The United States government has invested more than $160 million since 2009 on a failed program to combat the endemic corruption that continues to plague one of the largest revenue sources for the Afghan government, the cash-based system to collect customs duties on goods entering Afghanistan, reveals a U.S. watchdog agency.
For years, Afghanistan has failed to collect enough revenue to meet its budgetary obligations, relying heavily on donor support, primarily the United States, which alone has devoted an estimated $714 billion to the Afghan war since it began in October 2001.
In an August 2017 letter to the U.S. Agency for International Development (USAID), which has been charged with implementing an electronic payment system to collect customs duties efficiently, the Special Inspector General for Afghanistan Reconstruction (SIGAR) acknowledges, “The current cash-based payment system is inefficient, leaves customs brokers vulnerable to theft, and increases the opportunities for corruption to occur within the customs process.”
“To help combat the issues related to the endemic corruption that has plagued the Afghan government’s cash-based customs payment system,” former President Barack Obama’s USAID awarded the $161.6 million contract to Chemonics Inc. to implement an electronic payment system between 2009 and 2017.
Citing USAID officials, the inspector general indicates that employing an electronic payment system could potentially double the much-needed customs revenue remitted to the Afghan government by eliminating or significantly stemming corruption in the customs process.
“Improving the efficient and effective collection of customs duties is important to the government’s long-term sustainability,” points out SIGAR, acknowledging that the Afghan government has for years failed to collect enough revenue to pay for its expenses.
SIGAR attributes the lack of Afghan government revenue to cover the country’s budgetary obligations, in part, to the significant theft of custom duties, considered one of the largest funding sources for Kabul.
In 2015 alone, U.S. officials found that at the time “a large portion of the revenue decline then occurring could be attributed to concerns that approximately half of customs duties for Afghan FY 1393 (December 21, 2013 through December, 20, 2014) were believed to have been stolen,” reveals SIGAR.
Nevertheless, the U.S. government continues to invest in a USAID endeavor that appears to have no chance of achieving its intended goal — the effective implementation and use of the e-payment system for the collection of custom duties in Afghanistan.
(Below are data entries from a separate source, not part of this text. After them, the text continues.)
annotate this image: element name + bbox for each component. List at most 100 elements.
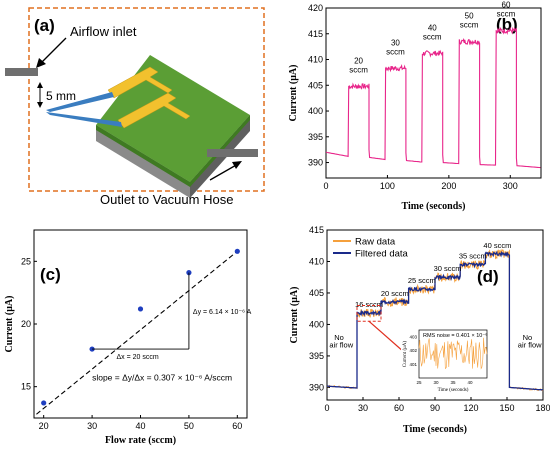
step-label-unit: sccm [386,47,405,56]
step-label: 30 sccm [434,264,462,273]
no-flow-left-line2: air flow [329,341,353,350]
substrate-edge-front [96,125,190,187]
x-tick-label: 50 [184,421,194,431]
airflow-arrowhead [36,58,46,68]
gap-arrowhead-up [37,82,43,88]
x-tick-label: 0 [324,403,329,413]
y-tick-label: 405 [309,288,324,298]
substrate-top [96,55,250,182]
y-axis-label: Current (μA) [4,296,15,353]
step-label-unit: sccm [460,20,479,29]
y-axis-label: Current (μA) [289,287,300,344]
y-tick-label: 400 [308,106,323,116]
panel-a-illustration: (a) Airflow inlet 5 mm Outlet to Vacuum … [5,7,265,207]
step-label: 16 sccm [355,300,383,309]
inset-y-tick-label: 402 [409,348,417,353]
electrode-lower [117,92,191,129]
x-axis-label: Time (seconds) [403,424,467,435]
y-tick-label: 395 [309,351,324,361]
x-tick-label: 0 [323,181,328,191]
step-label: 25 sccm [408,276,436,285]
inset-x-tick-label: 40 [467,380,473,385]
data-point [41,400,47,406]
y-tick-label: 415 [308,29,323,39]
x-tick-label: 120 [463,403,478,413]
inset-y-axis-label: Current (μA) [403,341,408,367]
inset-x-tick-label: 35 [450,380,456,385]
step-label-unit: sccm [497,10,516,19]
step-label-value: 60 [502,1,511,10]
inset-series-line [418,337,488,370]
step-label-value: 50 [465,11,474,20]
step-label: 20 sccm [381,289,409,298]
y-tick-label: 20 [21,319,31,329]
inset-x-tick-label: 25 [416,380,422,385]
data-point [234,248,240,254]
inset-title: RMS noise = 0.401 × 10⁻⁶ [423,332,487,339]
y-tick-label: 15 [21,382,31,392]
outlet-arrow [209,163,239,181]
step-label: 35 sccm [459,252,487,261]
chart-b: 0 100 200 300 390 395 400 405 410 415 420 Time (sec… [288,1,542,212]
x-tick-label: 60 [232,421,242,431]
linear-fit-line [36,250,238,415]
inset-y-tick-label: 403 [409,334,417,339]
step-label-value: 20 [354,56,363,65]
wire-lower [46,112,122,127]
x-tick-label: 100 [380,181,395,191]
panel-c-label: (c) [40,265,61,284]
step-label-value: 30 [391,38,400,47]
chart-d: 0 30 60 90 120 150 180 390 395 400 405 410 415 Time (… [289,225,550,435]
x-tick-label: 20 [39,421,49,431]
step-label-unit: sccm [349,65,368,74]
inset-y-tick-label: 401 [409,362,417,367]
y-tick-label: 405 [308,80,323,90]
slope-annotation: slope = Δy/Δx = 0.307 × 10⁻⁶ A/sccm [92,372,232,382]
legend-entry: Raw data [355,237,396,248]
step-label-value: 40 [428,23,437,32]
x-tick-label: 180 [535,403,550,413]
y-tick-label: 400 [309,319,324,329]
panel-d-label: (d) [477,267,499,286]
x-tick-label: 300 [503,181,518,191]
outlet-arrowhead [232,161,242,169]
chart-c: 20 30 40 50 60 15 20 25 Flow rate (sccm) Current … [4,229,252,446]
plot-frame [325,7,542,179]
legend-entry: Filtered data [355,249,409,260]
vacuum-outlet-pipe [207,149,258,157]
panel-a-border [28,7,265,192]
delta-x-annotation: Δx = 20 sccm [117,354,159,361]
x-tick-label: 90 [430,403,440,413]
delta-y-annotation: Δy = 6.14 × 10⁻⁶ A [193,309,252,316]
x-tick-label: 30 [87,421,97,431]
data-point [137,306,144,312]
step-label-unit: sccm [423,32,442,41]
gap-label: 5 mm [46,89,76,103]
electrode-upper [107,66,173,99]
inset-x-tick-label: 30 [433,380,439,385]
airflow-arrow [39,37,67,65]
x-tick-label: 40 [135,421,145,431]
y-tick-label: 410 [308,55,323,65]
x-tick-label: 200 [441,181,456,191]
series-line-current [325,26,541,169]
y-tick-label: 410 [309,256,324,266]
x-axis-label: Time (seconds) [402,201,466,212]
plot-frame [33,229,248,419]
y-tick-label: 390 [309,382,324,392]
wire-upper [46,92,114,112]
no-flow-left-line1: No [334,333,344,342]
outlet-label: Outlet to Vacuum Hose [100,192,233,207]
no-flow-right-line2: air flow [518,341,542,350]
x-tick-label: 30 [358,403,368,413]
inset-x-axis-label: Time (seconds) [438,388,469,393]
x-tick-label: 150 [499,403,514,413]
airflow-inlet-pipe [5,68,38,76]
series-line-filtered [326,250,544,391]
airflow-inlet-label: Airflow inlet [70,24,137,39]
step-label: 40 sccm [483,241,511,250]
no-flow-right-line1: No [523,333,533,342]
y-tick-label: 395 [308,132,323,142]
y-axis-label: Current (μA) [288,65,299,122]
y-tick-label: 390 [308,158,323,168]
“The [e-payment] system remains unimplemented at many locations and is unused at most of the locations where it has been implemented. Moreover, the goal of reaching 75 percent of customs duties collected through e-payment appears to have been totally unrealistic,” reports SIGAR.
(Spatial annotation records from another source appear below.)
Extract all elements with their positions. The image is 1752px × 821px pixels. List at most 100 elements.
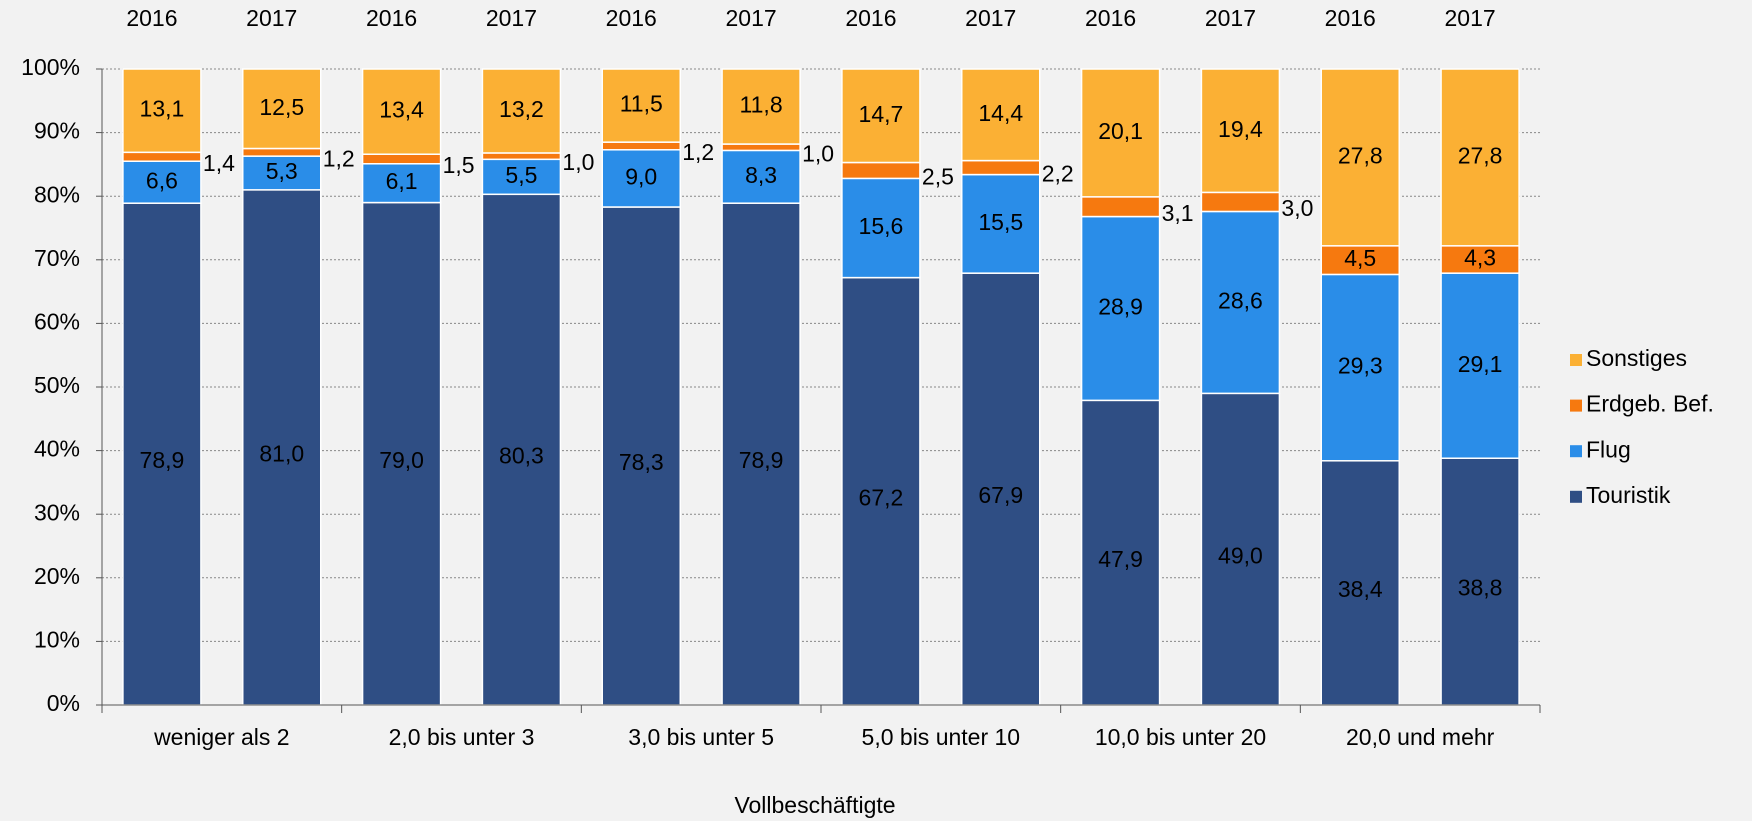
bar-segment (961, 173, 1041, 274)
bar-segment (1200, 68, 1281, 194)
data-label: 4,3 (1464, 245, 1496, 271)
data-label: 2,2 (1042, 161, 1074, 187)
x-year-label: 2017 (246, 5, 297, 31)
bar-segment (961, 159, 1041, 176)
data-label: 78,3 (619, 449, 664, 475)
data-label: 14,7 (859, 101, 904, 127)
x-year-label: 2016 (366, 5, 417, 31)
x-year-label: 2017 (1444, 5, 1495, 31)
legend-label: Touristik (1586, 482, 1671, 508)
bar-segment (961, 68, 1041, 162)
x-group-label: 3,0 bis unter 5 (628, 724, 774, 750)
bar-segment (122, 202, 202, 706)
legend-swatch (1570, 399, 1582, 412)
data-label: 11,5 (620, 91, 663, 117)
data-label: 12,5 (259, 94, 304, 120)
bar-segment (1080, 215, 1161, 402)
data-label: 80,3 (499, 443, 544, 469)
y-tick-label: 0% (47, 690, 80, 716)
bar-segment (481, 158, 562, 196)
data-label: 27,8 (1458, 142, 1503, 168)
x-year-label: 2016 (845, 5, 896, 31)
bar-segment (1440, 245, 1520, 274)
data-label: 8,3 (745, 162, 777, 188)
bar-segment (242, 155, 322, 191)
bar-segment (1440, 68, 1520, 247)
bar-segment (841, 68, 921, 164)
bar-segment (721, 68, 801, 145)
data-label: 67,9 (978, 482, 1023, 508)
bar-segment (361, 153, 442, 165)
data-label: 79,0 (379, 447, 424, 473)
x-group-label: 5,0 bis unter 10 (862, 724, 1021, 750)
bar-segment (1080, 399, 1161, 706)
data-label: 6,1 (386, 168, 418, 194)
data-label: 13,4 (379, 97, 424, 123)
bar-segment (1320, 68, 1400, 247)
data-label: 13,1 (140, 96, 185, 122)
data-label: 28,9 (1098, 294, 1143, 320)
legend-swatch (1570, 490, 1582, 503)
x-group-label: weniger als 2 (153, 724, 290, 750)
bar-segment (1200, 191, 1281, 213)
data-label: 19,4 (1218, 116, 1263, 142)
legend-label: Erdgeb. Bef. (1586, 391, 1714, 417)
legend-swatch (1570, 354, 1582, 366)
bar-segment (961, 272, 1041, 706)
data-label: 4,5 (1344, 245, 1376, 271)
bar-segment (601, 68, 681, 143)
y-tick-label: 10% (34, 626, 80, 652)
x-year-label: 2016 (126, 5, 177, 31)
data-label: 5,3 (266, 158, 298, 184)
bar-segment (481, 152, 562, 161)
data-label: 3,1 (1162, 200, 1194, 226)
x-axis-title: Vollbeschäftigte (734, 792, 895, 818)
legend-label: Flug (1586, 436, 1631, 462)
x-year-label: 2016 (1085, 5, 1136, 31)
bar-segment (841, 161, 921, 180)
data-label: 3,0 (1281, 195, 1313, 221)
data-label: 49,0 (1218, 542, 1263, 568)
data-label: 27,8 (1338, 142, 1383, 168)
data-label: 15,6 (859, 213, 904, 239)
x-year-label: 2016 (1325, 5, 1376, 31)
bar-segment (1200, 210, 1281, 395)
bar-segment (601, 141, 681, 151)
data-label: 14,4 (978, 100, 1023, 126)
x-year-label: 2017 (1205, 5, 1256, 31)
data-label: 11,8 (740, 92, 783, 118)
x-year-label: 2016 (606, 5, 657, 31)
data-label: 6,6 (146, 167, 178, 193)
data-label: 1,5 (443, 152, 475, 178)
y-tick-label: 100% (21, 54, 80, 80)
data-label: 1,0 (562, 149, 594, 175)
data-label: 13,2 (499, 96, 544, 122)
data-label: 15,5 (978, 209, 1023, 235)
legend-swatch (1570, 445, 1582, 458)
data-label: 1,2 (682, 139, 714, 165)
data-label: 1,0 (802, 140, 834, 166)
data-label: 2,5 (922, 164, 954, 190)
data-label: 29,3 (1338, 353, 1383, 379)
bar-segment (1320, 273, 1400, 462)
y-tick-label: 60% (34, 308, 80, 334)
x-group-label: 10,0 bis unter 20 (1095, 724, 1266, 750)
bar-segment (481, 68, 562, 154)
data-label: 47,9 (1098, 546, 1143, 572)
data-label: 67,2 (859, 484, 904, 510)
y-tick-label: 90% (34, 118, 80, 144)
y-tick-label: 30% (34, 499, 80, 525)
legend-label: Sonstiges (1586, 345, 1687, 371)
y-tick-label: 40% (34, 436, 80, 462)
data-label: 20,1 (1098, 118, 1143, 144)
bar-segment (841, 276, 921, 706)
x-group-label: 2,0 bis unter 3 (389, 724, 535, 750)
x-year-label: 2017 (725, 5, 776, 31)
bar-segment (1200, 392, 1281, 706)
data-label: 28,6 (1218, 287, 1263, 313)
data-label: 78,9 (140, 447, 185, 473)
bar-segment (122, 68, 202, 154)
y-tick-label: 50% (34, 372, 80, 398)
data-label: 9,0 (625, 163, 657, 189)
Although the program is expected to collect 75 percent of all custom duties electronically by the end of November 2017, “our review found that by the end of December 2016, less than 1% (.59%) of all custom duty collections were being collected electronically,” adds the inspector general.
USAID reportedly conceded that it has failed to implement a system that allows for the electronic collection of customs duties.
SIGAR notes, “USAID agreed with our suggestion to hold Chemonics accountable to the terms of the contract and direct it to comprehensively assess the reasons why it failed to achieve the goals of the e-payment component, and stated that a ‘root cause analysis’ would be completed by August 31, 2017.”
The failed USAID program is a testament to the billions of dollars invested in Afghanistan that can be written off as fraud, waste, and abuse.
John Sopko, the chief of SIGAR, recently told lawmakers that the U.S. government had mismanaged so much money in Afghanistan, it is nearly impossible to estimate what percentage of the nearly $117 billion the United States has spent on reconstruction efforts can be deemed waste, fraud, and abuse.
In its August 17 letter to USAID, SIGAR noted that much of the more than $115 billion the United States had committed to Afghanistan as of the beginning of this year had been added to its High-Risk List of programs that Kabul is unable to sustain without “massive, continued donor” support.
“For example, Afghanistan’s projected domestic revenues for the current fiscal year [2017] are only expected to account for about 38 percent of the Afghan government’s budgeted costs, with donors (of which the U.S. government is the largest) providing the remaining 62 percent,” points out the inspector general.
“Improving the Afghan government’s ability to sustain itself with reduced donor support has been a key priority for both the U.S. government and international donors,” it also reports.